Nikos: Für mich lohnt sich MUN einerseits deshalb, weil man viel über Geografie und Politik lernt und die eigenen Englischkenntnisse verbessert. Von allen MUN-Konferenzen habe ich aber vor allem mitgenommen, dass man immer etwas verändern kann, wenn man es will. Dass Geschichte eben nicht nur gelesen, sondern auch geschrieben wird. Und es sind auch die sozialen Aspekte, die MUN so besonders machen. Es ist nicht so eine „Streber-Konferenz“, bei der man nur über komplexe Themen auf Englisch diskutiert. Wir hatten jeden Abend Social-Events, direkt nach der Konferenz, z.B. einen Gala-Abend, oder man geht mal gemeinsam mit den anderen Teilnehmern in eine Bar. Man lernt so viele Leute von überall auf der Welt kennen und findet neue Freunde.

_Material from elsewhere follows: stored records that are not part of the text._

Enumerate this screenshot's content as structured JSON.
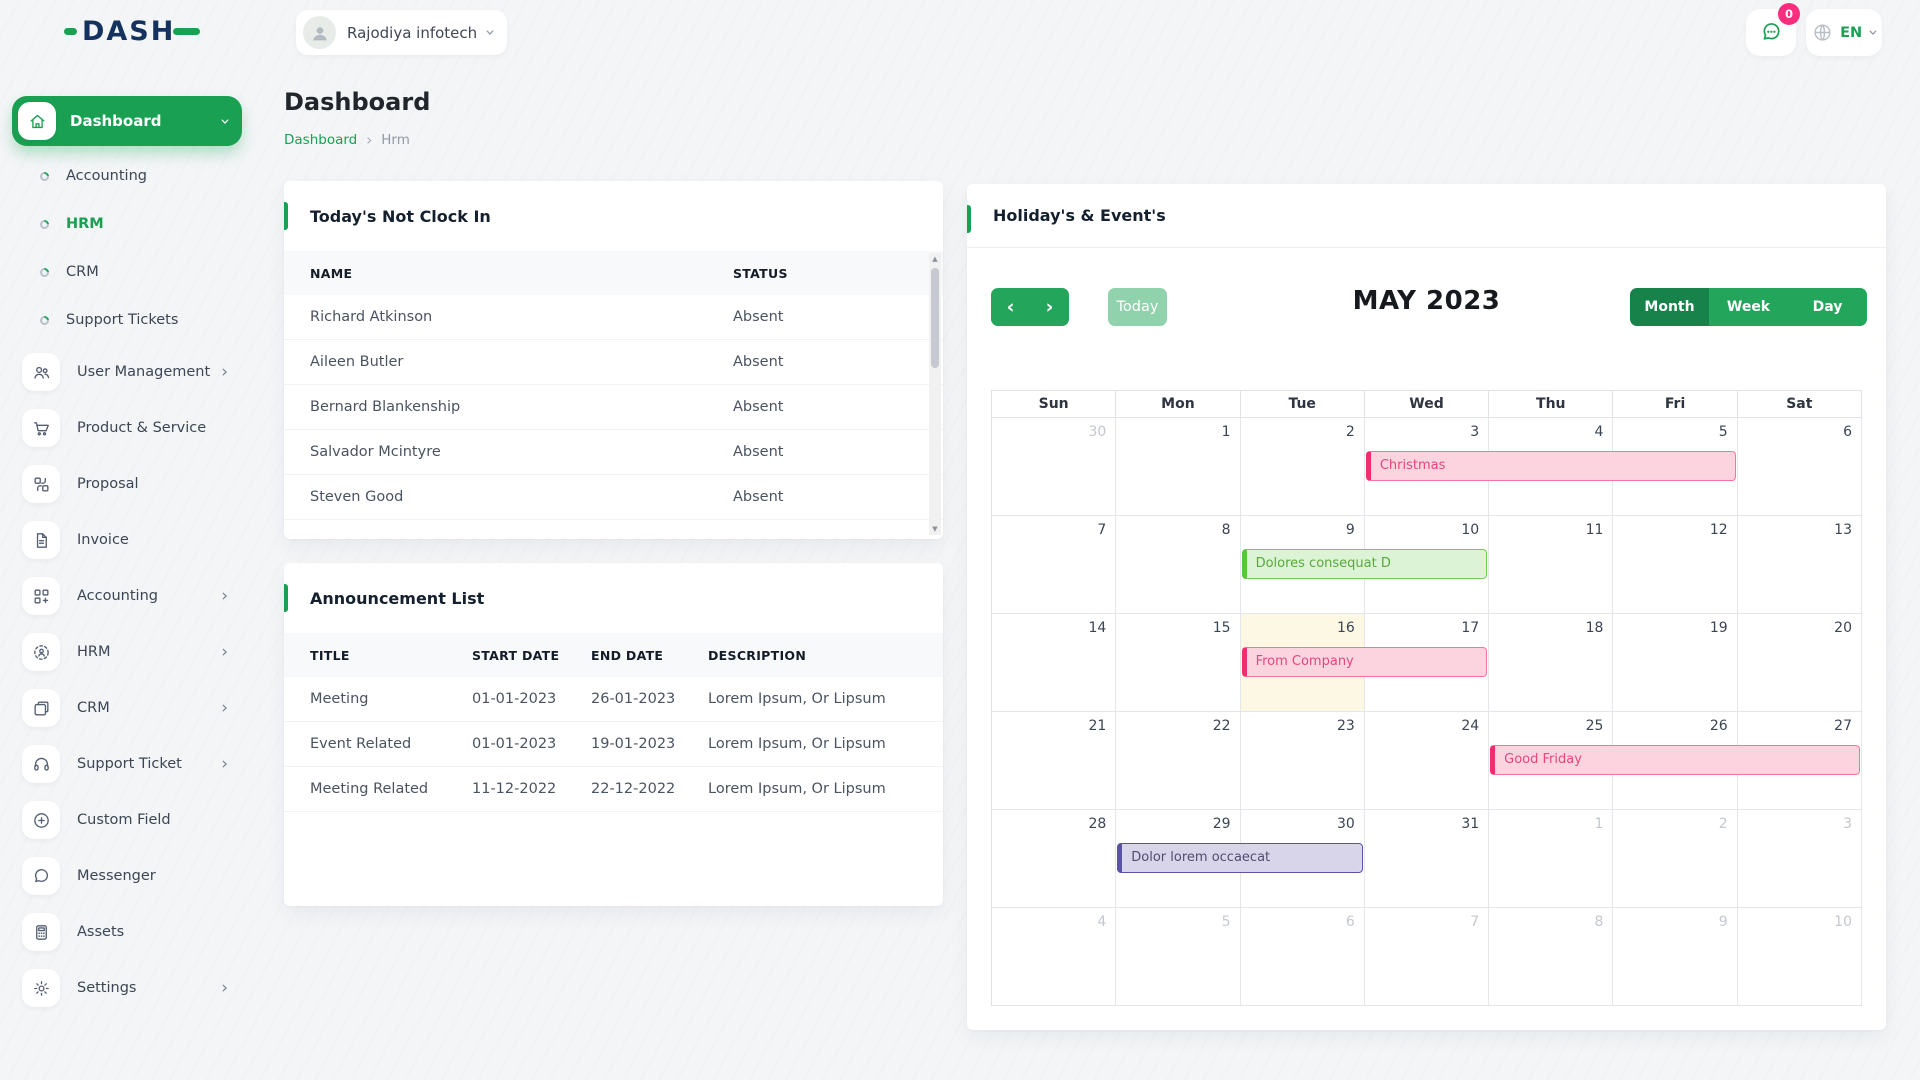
{
  "app": {
    "logo_text": "DASH"
  },
  "topbar": {
    "company_name": "Rajodiya infotech",
    "messages_badge": "0",
    "language": "EN"
  },
  "sidebar": {
    "items": [
      {
        "label": "Dashboard",
        "icon": "home-icon",
        "style": "active",
        "chevron": "down"
      },
      {
        "label": "Accounting",
        "style": "sub"
      },
      {
        "label": "HRM",
        "style": "sub-active"
      },
      {
        "label": "CRM",
        "style": "sub"
      },
      {
        "label": "Support Tickets",
        "style": "sub"
      },
      {
        "label": "User Management",
        "icon": "users-icon",
        "chevron": "right"
      },
      {
        "label": "Product & Service",
        "icon": "cart-icon"
      },
      {
        "label": "Proposal",
        "icon": "proposal-icon"
      },
      {
        "label": "Invoice",
        "icon": "invoice-icon"
      },
      {
        "label": "Accounting",
        "icon": "grid-plus-icon",
        "chevron": "right"
      },
      {
        "label": "HRM",
        "icon": "person-circle-icon",
        "chevron": "right"
      },
      {
        "label": "CRM",
        "icon": "squares-icon",
        "chevron": "right"
      },
      {
        "label": "Support Ticket",
        "icon": "headset-icon",
        "chevron": "right"
      },
      {
        "label": "Custom Field",
        "icon": "plus-circle-icon"
      },
      {
        "label": "Messenger",
        "icon": "message-icon"
      },
      {
        "label": "Assets",
        "icon": "calculator-icon"
      },
      {
        "label": "Settings",
        "icon": "gear-icon",
        "chevron": "right"
      }
    ]
  },
  "page": {
    "title": "Dashboard",
    "breadcrumb_link": "Dashboard",
    "breadcrumb_current": "Hrm"
  },
  "clockin": {
    "title": "Today's Not Clock In",
    "columns": [
      "NAME",
      "STATUS"
    ],
    "rows": [
      [
        "Richard Atkinson",
        "Absent"
      ],
      [
        "Aileen Butler",
        "Absent"
      ],
      [
        "Bernard Blankenship",
        "Absent"
      ],
      [
        "Salvador Mcintyre",
        "Absent"
      ],
      [
        "Steven Good",
        "Absent"
      ]
    ]
  },
  "announcements": {
    "title": "Announcement List",
    "columns": [
      "TITLE",
      "START DATE",
      "END DATE",
      "DESCRIPTION"
    ],
    "rows": [
      [
        "Meeting",
        "01-01-2023",
        "26-01-2023",
        "Lorem Ipsum, Or Lipsum"
      ],
      [
        "Event Related",
        "01-01-2023",
        "19-01-2023",
        "Lorem Ipsum, Or Lipsum"
      ],
      [
        "Meeting Related",
        "11-12-2022",
        "22-12-2022",
        "Lorem Ipsum, Or Lipsum"
      ]
    ]
  },
  "calendar": {
    "title": "Holiday's & Event's",
    "month_title": "MAY 2023",
    "today_button": "Today",
    "views": [
      "Month",
      "Week",
      "Day"
    ],
    "active_view": "Month",
    "day_headers": [
      "Sun",
      "Mon",
      "Tue",
      "Wed",
      "Thu",
      "Fri",
      "Sat"
    ],
    "weeks": [
      [
        {
          "d": 30,
          "muted": true
        },
        {
          "d": 1
        },
        {
          "d": 2
        },
        {
          "d": 3
        },
        {
          "d": 4
        },
        {
          "d": 5
        },
        {
          "d": 6
        }
      ],
      [
        {
          "d": 7
        },
        {
          "d": 8
        },
        {
          "d": 9
        },
        {
          "d": 10
        },
        {
          "d": 11
        },
        {
          "d": 12
        },
        {
          "d": 13
        }
      ],
      [
        {
          "d": 14
        },
        {
          "d": 15
        },
        {
          "d": 16,
          "today": true
        },
        {
          "d": 17
        },
        {
          "d": 18
        },
        {
          "d": 19
        },
        {
          "d": 20
        }
      ],
      [
        {
          "d": 21
        },
        {
          "d": 22
        },
        {
          "d": 23
        },
        {
          "d": 24
        },
        {
          "d": 25
        },
        {
          "d": 26
        },
        {
          "d": 27
        }
      ],
      [
        {
          "d": 28
        },
        {
          "d": 29
        },
        {
          "d": 30
        },
        {
          "d": 31
        },
        {
          "d": 1,
          "muted": true
        },
        {
          "d": 2,
          "muted": true
        },
        {
          "d": 3,
          "muted": true
        }
      ],
      [
        {
          "d": 4,
          "muted": true
        },
        {
          "d": 5,
          "muted": true
        },
        {
          "d": 6,
          "muted": true
        },
        {
          "d": 7,
          "muted": true
        },
        {
          "d": 8,
          "muted": true
        },
        {
          "d": 9,
          "muted": true
        },
        {
          "d": 10,
          "muted": true
        }
      ]
    ],
    "events": [
      {
        "label": "Christmas",
        "week": 0,
        "col": 3,
        "span": 3,
        "color": "pink"
      },
      {
        "label": "Dolores consequat D",
        "week": 1,
        "col": 2,
        "span": 2,
        "color": "green"
      },
      {
        "label": "From Company",
        "week": 2,
        "col": 2,
        "span": 2,
        "color": "pink"
      },
      {
        "label": "Good Friday",
        "week": 3,
        "col": 4,
        "span": 3,
        "color": "pink"
      },
      {
        "label": "Dolor lorem occaecat",
        "week": 4,
        "col": 1,
        "span": 2,
        "color": "purple"
      }
    ]
  },
  "colors": {
    "primary_green": "#1aa053",
    "view_active_green": "#17824a",
    "view_green": "#23a55c",
    "today_button_green": "#8fd2ab",
    "badge_pink": "#fb2e7e",
    "event_pink": "#f12d70",
    "event_green": "#5cc33c",
    "event_purple": "#5b54a4",
    "today_cell_yellow": "#fcf8e3"
  }
}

Steven: Mein Fazit ist, dass sich MUN immer wieder lohnt. Was ich mitgenommen habe, ist vor allem die Fähigkeit, vor einem großen Publikum zu reden. Bei meiner ersten Konferenz hatte ich ein Publikum von über 200 Menschen. Es ist ein Wahnsinns-Gefühl, vor so vielen Leuten zu reden. Für die eigenen Englischkenntnisse bringt die Teilnahme an MUN natürlich sehr viel. Und auch auf sozialer Ebene lernt man vieles, z.B. wie man andere Personen überzeugt, um die Ziele des Landes durchzusetzen. Und MUN macht einfach Spaß, auch wenn es viel Arbeit ist. Letztendlich ist es ein Wahnsinnserlebnis, finde ich.